Son parcours a ému les téléspectateurs. Dès les premières minutes de sa présentation, Alexandre, 40 ans, est présenté comme un homme sensible, marqué par une enfance difficile. Lui-même révèle avoir été maltraité dans son jeune âge. Un passé «douloureux», comme il le décrit lui-même dans «Mariés au premier regard» sur M6, et qui a, malgré lui, impacté ses relations amoureuses. Très proche de sa famille paternelle, notamment de sa grand-mère mais surtout de ses deux fils de 4 et 12 ans, Alexandre se dit aujourd’hui prêt à trouver l’amour.
Installé tout près de ses cousins, dans la campagne périgourdine, il reconnaît aimer être entouré. Sa meilleure amie, Marion, dit de lui que c’est quelqu’un d’extrêmement généreux et vaillant. Le programme avec Estelle Dossin et Marie Tapernoux le décrit comme «un homme simple, très attaché à ses racines rurales». C’est auprès de Perrine que les expertes lui ont trouvé une compatibilité de 79%. Tous deux se sont dit «oui» au premier regard. Nous nous sommes entretenus avec Alexandre.
TV MAGAZINE. - Pourquoi avoir tenté l’aventure «Mariés au premier regard» ?
Alexandre. - C’était à l’occasion d’un dîner avec des amis.
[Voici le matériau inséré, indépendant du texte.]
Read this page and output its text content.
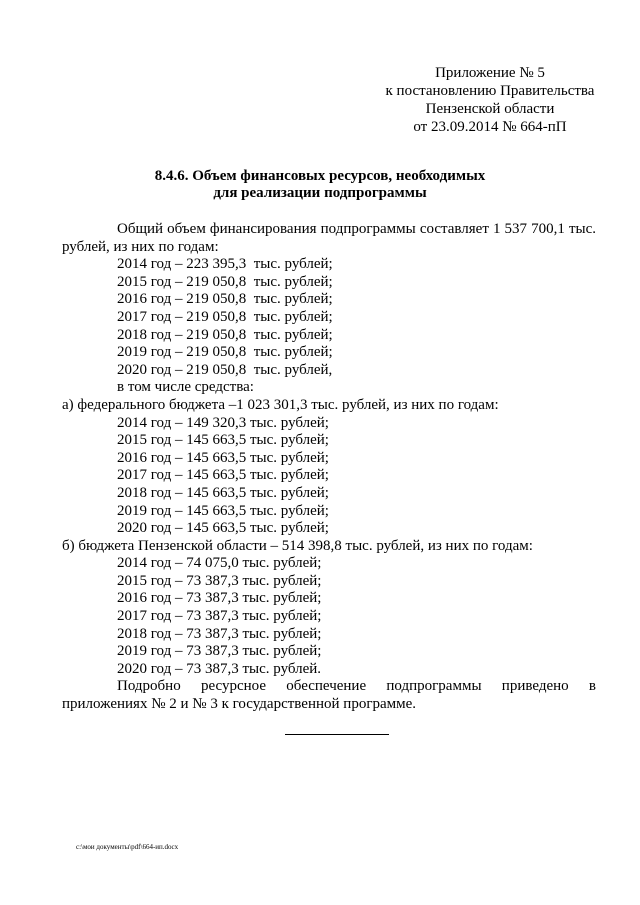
Приложение № 5
к постановлению Правительства
Пензенской области
от 23.09.2014 № 664-пП
8.4.6. Объем финансовых ресурсов, необходимых
для реализации подпрограммы

Общий объем финансирования подпрограммы составляет 1 537 700,1 тыс.

рублей, из них по годам:

2014 год – 223 395,3  тыс. рублей;

2015 год – 219 050,8  тыс. рублей;

2016 год – 219 050,8  тыс. рублей;

2017 год – 219 050,8  тыс. рублей;

2018 год – 219 050,8  тыс. рублей;

2019 год – 219 050,8  тыс. рублей;

2020 год – 219 050,8  тыс. рублей,

в том числе средства:

а) федерального бюджета –1 023 301,3 тыс. рублей, из них по годам:

2014 год – 149 320,3 тыс. рублей;

2015 год – 145 663,5 тыс. рублей;

2016 год – 145 663,5 тыс. рублей;

2017 год – 145 663,5 тыс. рублей;

2018 год – 145 663,5 тыс. рублей;

2019 год – 145 663,5 тыс. рублей;

2020 год – 145 663,5 тыс. рублей;

б) бюджета Пензенской области – 514 398,8 тыс. рублей, из них по годам:

2014 год – 74 075,0 тыс. рублей;

2015 год – 73 387,3 тыс. рублей;

2016 год – 73 387,3 тыс. рублей;

2017 год – 73 387,3 тыс. рублей;

2018 год – 73 387,3 тыс. рублей;

2019 год – 73 387,3 тыс. рублей;

2020 год – 73 387,3 тыс. рублей.

Подробно ресурсное обеспечение подпрограммы приведено в

приложениях № 2 и № 3 к государственной программе.

c:\мои документы\pdf\664-ип.docx
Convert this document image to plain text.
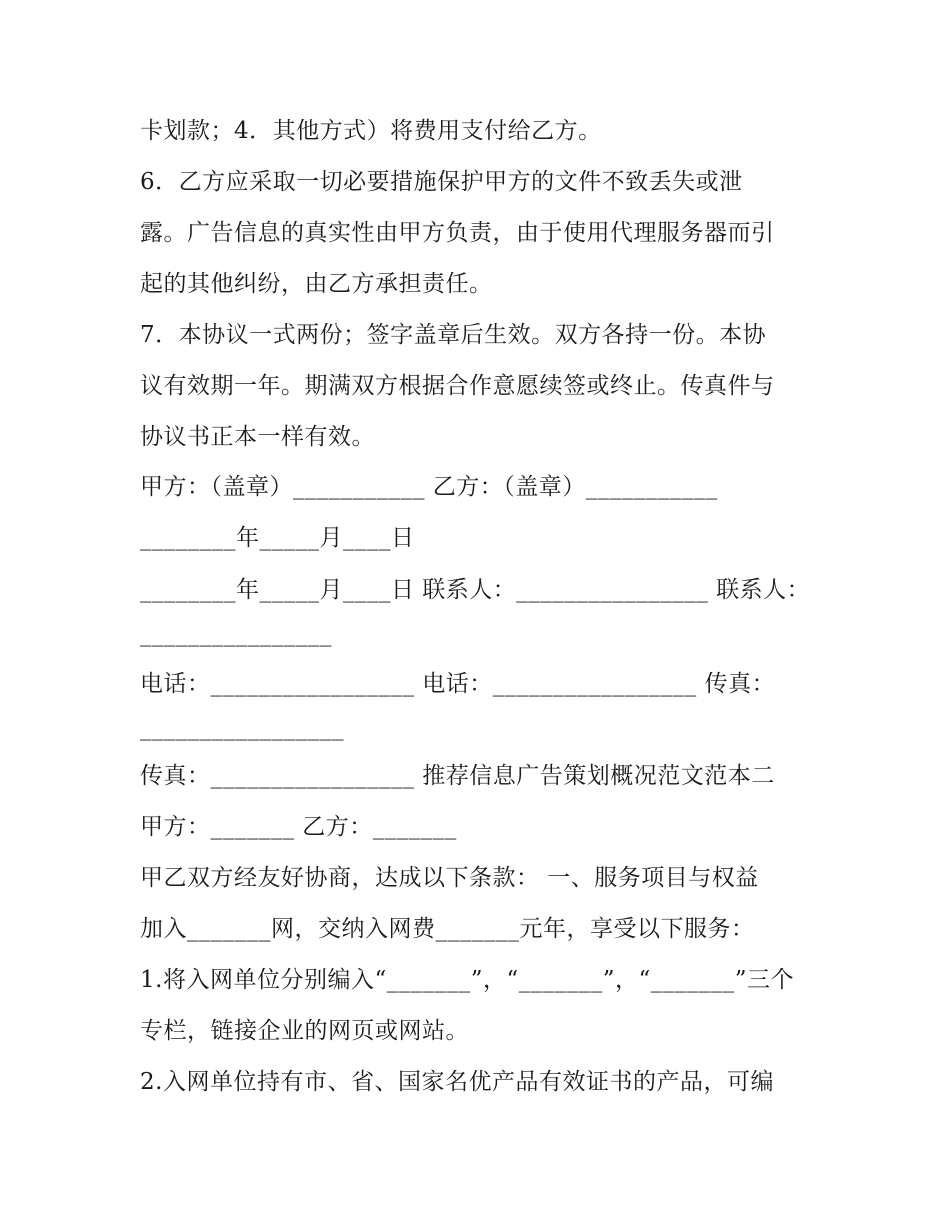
卡划款；4．其他方式）将费用支付给乙方。
6．乙方应采取一切必要措施保护甲方的文件不致丢失或泄
露。广告信息的真实性由甲方负责，由于使用代理服务器而引
起的其他纠纷，由乙方承担责任。
7．本协议一式两份；签字盖章后生效。双方各持一份。本协
议有效期一年。期满双方根据合作意愿续签或终止。传真件与
协议书正本一样有效。
甲方：（盖章）___________ 乙方：（盖章）___________
________年_____月____日
________年_____月____日 联系人：________________ 联系人：
________________
电话：_________________ 电话：_________________ 传真：
_________________
传真：_________________ 推荐信息广告策划概况范文范本二
甲方：_______ 乙方：_______
甲乙双方经友好协商，达成以下条款： 一、服务项目与权益
加入_______网，交纳入网费_______元年，享受以下服务：
1.将入网单位分别编入“_______”，“_______”，“_______”三个
专栏，链接企业的网页或网站。
2.入网单位持有市、省、国家名优产品有效证书的产品，可编
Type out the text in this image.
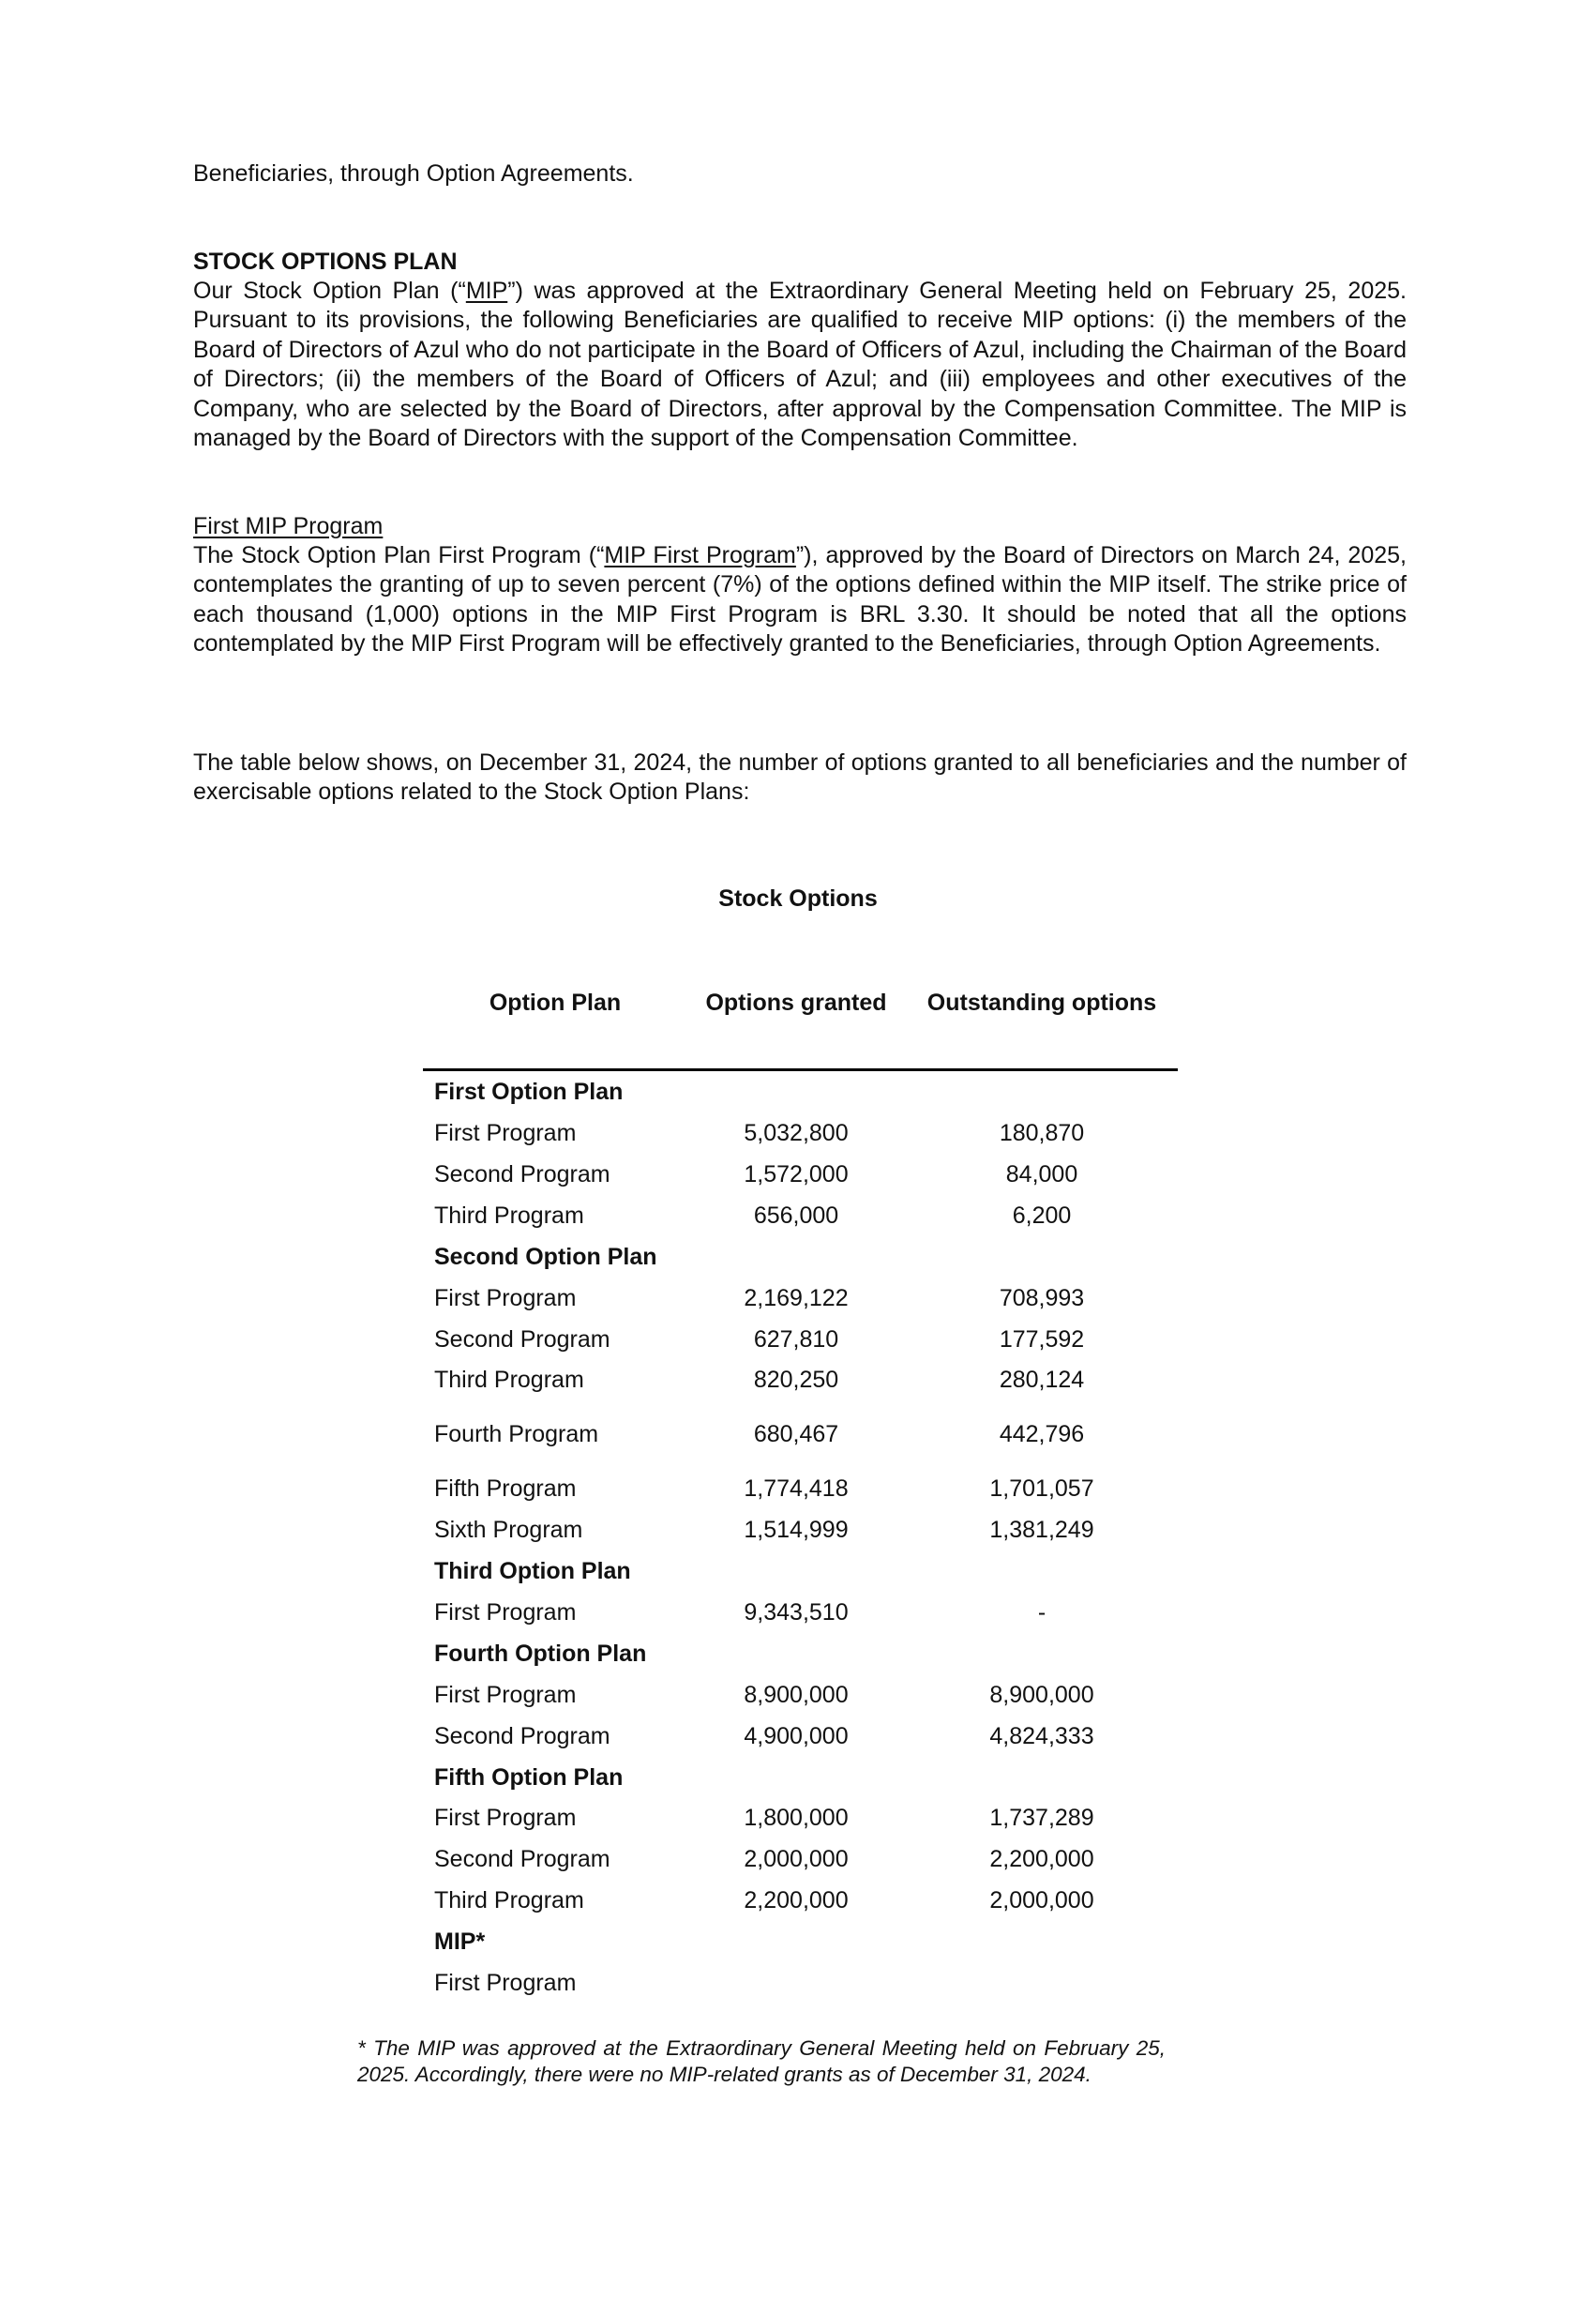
Beneficiaries, through Option Agreements.

STOCK OPTIONS PLAN

Our Stock Option Plan (“MIP”) was approved at the Extraordinary General Meeting held on February 25, 2025. Pursuant to its provisions, the following Beneficiaries are qualified to receive MIP options: (i) the members of the Board of Directors of Azul who do not participate in the Board of Officers of Azul, including the Chairman of the Board of Directors; (ii) the members of the Board of Officers of Azul; and (iii) employees and other executives of the Company, who are selected by the Board of Directors, after approval by the Compensation Committee. The MIP is managed by the Board of Directors with the support of the Compensation Committee.

First MIP Program

The Stock Option Plan First Program (“MIP First Program”), approved by the Board of Directors on March 24, 2025, contemplates the granting of up to seven percent (7%) of the options defined within the MIP itself. The strike price of each thousand (1,000) options in the MIP First Program is BRL 3.30. It should be noted that all the options contemplated by the MIP First Program will be effectively granted to the Beneficiaries, through Option Agreements.

The table below shows, on December 31, 2024, the number of options granted to all beneficiaries and the number of exercisable options related to the Stock Option Plans:

Stock Options
Option Plan	Options granted	Outstanding options
First Option Plan
First Program	5,032,800	180,870
Second Program	1,572,000	84,000
Third Program	656,000	6,200
Second Option Plan
First Program	2,169,122	708,993
Second Program	627,810	177,592
Third Program	820,250	280,124
Fourth Program	680,467	442,796
Fifth Program	1,774,418	1,701,057
Sixth Program	1,514,999	1,381,249
Third Option Plan
First Program	9,343,510	-
Fourth Option Plan
First Program	8,900,000	8,900,000
Second Program	4,900,000	4,824,333
Fifth Option Plan
First Program	1,800,000	1,737,289
Second Program	2,000,000	2,200,000
Third Program	2,200,000	2,000,000
MIP*
First Program

* The MIP was approved at the Extraordinary General Meeting held on February 25, 2025. Accordingly, there were no MIP-related grants as of December 31, 2024.
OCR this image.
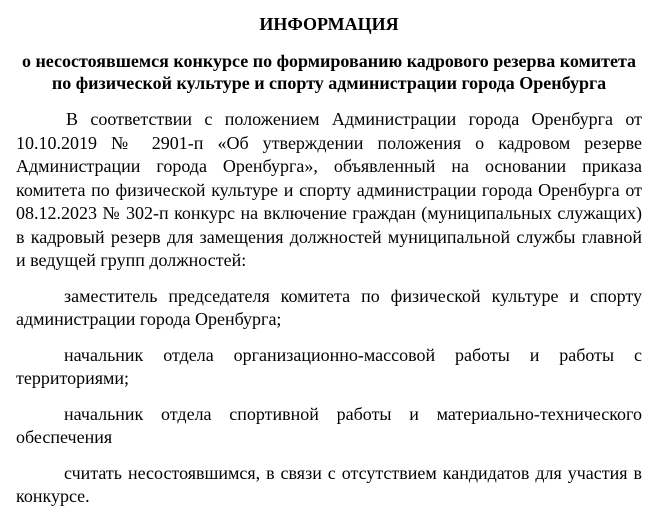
ИНФОРМАЦИЯ
о несостоявшемся конкурсе по формированию кадрового резерва комитета по физической культуре и спорту администрации города Оренбурга

В соответствии с положением Администрации города Оренбурга от 10.10.2019 № 2901-п «Об утверждении положения о кадровом резерве Администрации города Оренбурга», объявленный на основании приказа комитета по физической культуре и спорту администрации города Оренбурга от 08.12.2023 № 302-п конкурс на включение граждан (муниципальных служащих) в кадровый резерв для замещения должностей муниципальной службы главной и ведущей групп должностей:

заместитель председателя комитета по физической культуре и спорту администрации города Оренбурга;

начальник отдела организационно-массовой работы и работы с территориями;

начальник отдела спортивной работы и материально-технического обеспечения

считать несостоявшимся, в связи с отсутствием кандидатов для участия в конкурсе.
On discutait et l’un d’eux m’a lancé en rigolant : « Tu ne serais pas capable de t’inscrire à “Mariés au premier regard !” ». J’ai répondu, toujours en plaisantant, que je pouvais le faire, en me disant qu’au pire, même si je m’inscrivais, il n’y aurait pas de suite, parce qu’on ne s’y attend pas forcément. Alors je me suis inscrit et, une heure après, la production m’a appelé. C’était complètement fou et totalement improbable qu’ils me rappellent aussi vite. Au départ, c’était une blague entre amis et c’est devenu quelque chose de très sérieux. C’était la première fois que je tentais cette émission, mais j’avais déjà essayé de passer les castings d’autres programmes, comme «Pékin Express» sur M6 et «Koh-Lanta» sur TF1. J’ai un côté aventurier, je suis ambitieux dans tout ce que je fais, tout en restant dans l’humilité. L’aventure, c’est quelque chose qui me plaît aussi.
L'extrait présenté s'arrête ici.